Entschädigung kam von der Landschaft hier. Jeden Tag weite Spaziergänge, immer war jeder Tag anders als der vorhergehende – eine Binse, nein. Sturm, Ruhe, Nebel, Sonne, Kälte, Schwäne, Gänse, Kormorane, ein Seeadler, Möwen, Enten, Hasen, Strandläufer, Hunde-Qualzuchten mit Familienanhang im öffentlichen Fruchbarkeitsbeweis, die selber Qualzuchten aus Deutsch-Nationalisten sind und sich vermehren durch Hirn- und Herzteilung. Alles da. Alle Farben. Wir sind fast immer den gleichen Weg gewandert, Richtung Strandaufgang 1. Da beginnt der Teil der Insel, der nicht von unsereinem zu betreten ist.

abschiedsbild.

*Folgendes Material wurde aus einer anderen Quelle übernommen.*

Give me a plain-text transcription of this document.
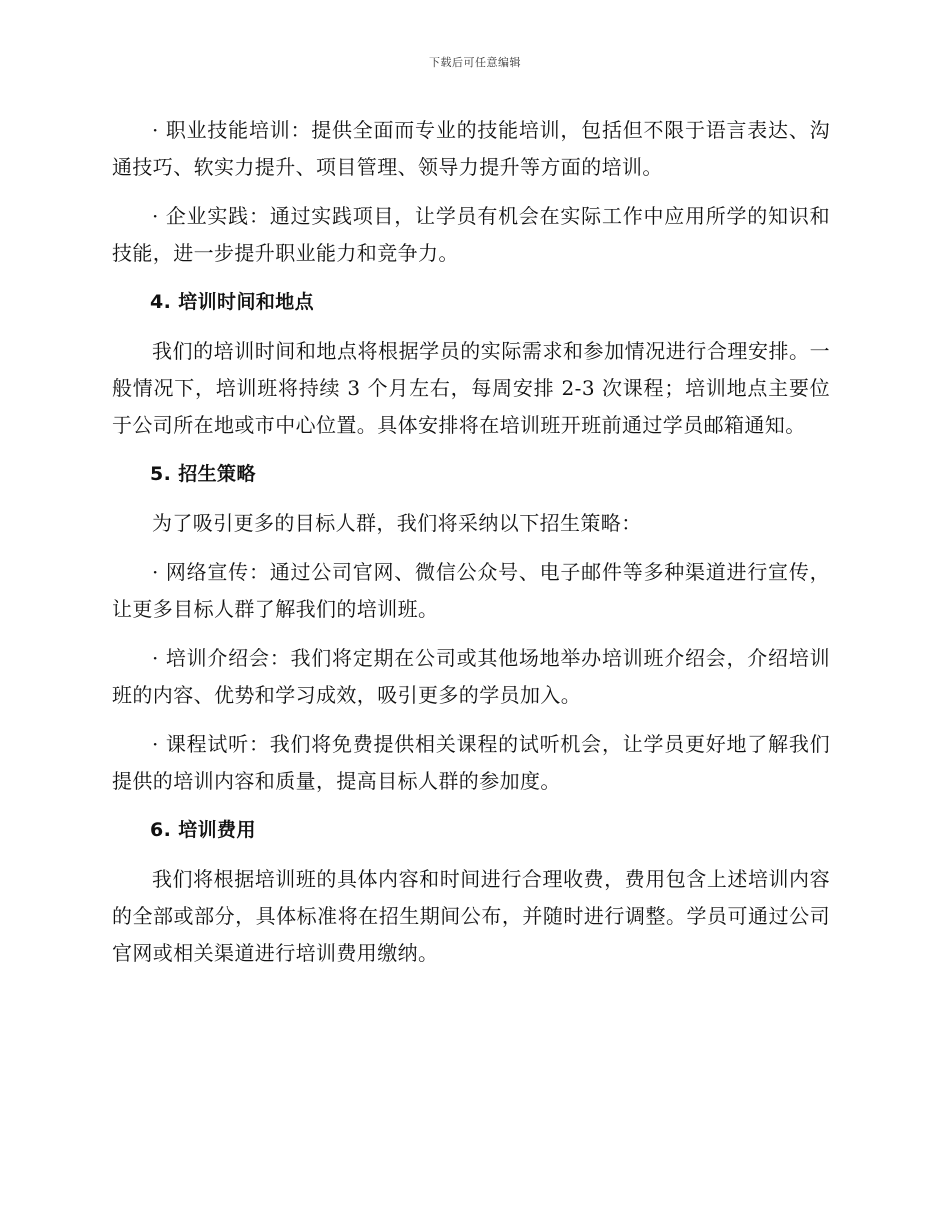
下载后可任意编辑

· 职业技能培训：提供全面而专业的技能培训，包括但不限于语言表达、沟通技巧、软实力提升、项目管理、领导力提升等方面的培训。

· 企业实践：通过实践项目，让学员有机会在实际工作中应用所学的知识和技能，进一步提升职业能力和竞争力。

4. 培训时间和地点

我们的培训时间和地点将根据学员的实际需求和参加情况进行合理安排。一般情况下，培训班将持续 3 个月左右，每周安排 2-3 次课程；培训地点主要位于公司所在地或市中心位置。具体安排将在培训班开班前通过学员邮箱通知。

5. 招生策略

为了吸引更多的目标人群，我们将采纳以下招生策略：

· 网络宣传：通过公司官网、微信公众号、电子邮件等多种渠道进行宣传，让更多目标人群了解我们的培训班。

· 培训介绍会：我们将定期在公司或其他场地举办培训班介绍会，介绍培训班的内容、优势和学习成效，吸引更多的学员加入。

· 课程试听：我们将免费提供相关课程的试听机会，让学员更好地了解我们提供的培训内容和质量，提高目标人群的参加度。

6. 培训费用

我们将根据培训班的具体内容和时间进行合理收费，费用包含上述培训内容的全部或部分，具体标准将在招生期间公布，并随时进行调整。学员可通过公司官网或相关渠道进行培训费用缴纳。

Hufner
abschiedsbild. Hufner

Das Originalbild ist unspektakulär. Dafür war das nicht bannbare Bild faszinierend, lässt sich aber nicht wiedergeben. Eine Passage am Horizont gab es da, bei der Himmel und Wasser nicht auseinanderzuhalten waren. Daneben, links und rechts, differenzierte es sich wieder verstärkt.

Heute Geburtstag. Keine Feier, zahlreiche Gratulationen.

Und gehört, angeblich, laut sozialen Medieninformationen, ist Herbert Henck gestorben.

Und in den USA? Lauter Fliesenleger an der Macht.

Jetzt aber heim in den Kokon von Kleinmachnow. Am Donnerstag kommt Annalena Baerbock in die Kammerspiele – gehe ich nicht hin. Zu Hause ist die Wahlbenachrichtigung zur Wahl des Deutschen Bundestags angekommen und ein großer Umschlag von den GRÜNEN – mal gespannt. Gegen die gerade wieder aus allen Rohren geschossen wird. Das ZDF meldet einen „nächsten“ Super-Gau und meint dabei nicht die eigene Nachrichten- und Politikredaktion oder die des rbb, denn den Gau haben die produziert. Bernd Schweinar berichtet auf Facebook, wie Bayern3 immer mehr ins Absurde und Bodenlose abdriftet.

Man hält es in diesen Konstellationen immer weniger gut aus.

Das Ende der Welt ist kein Ort, es ist ein sich beschleunigender Ablauf in der Zeit.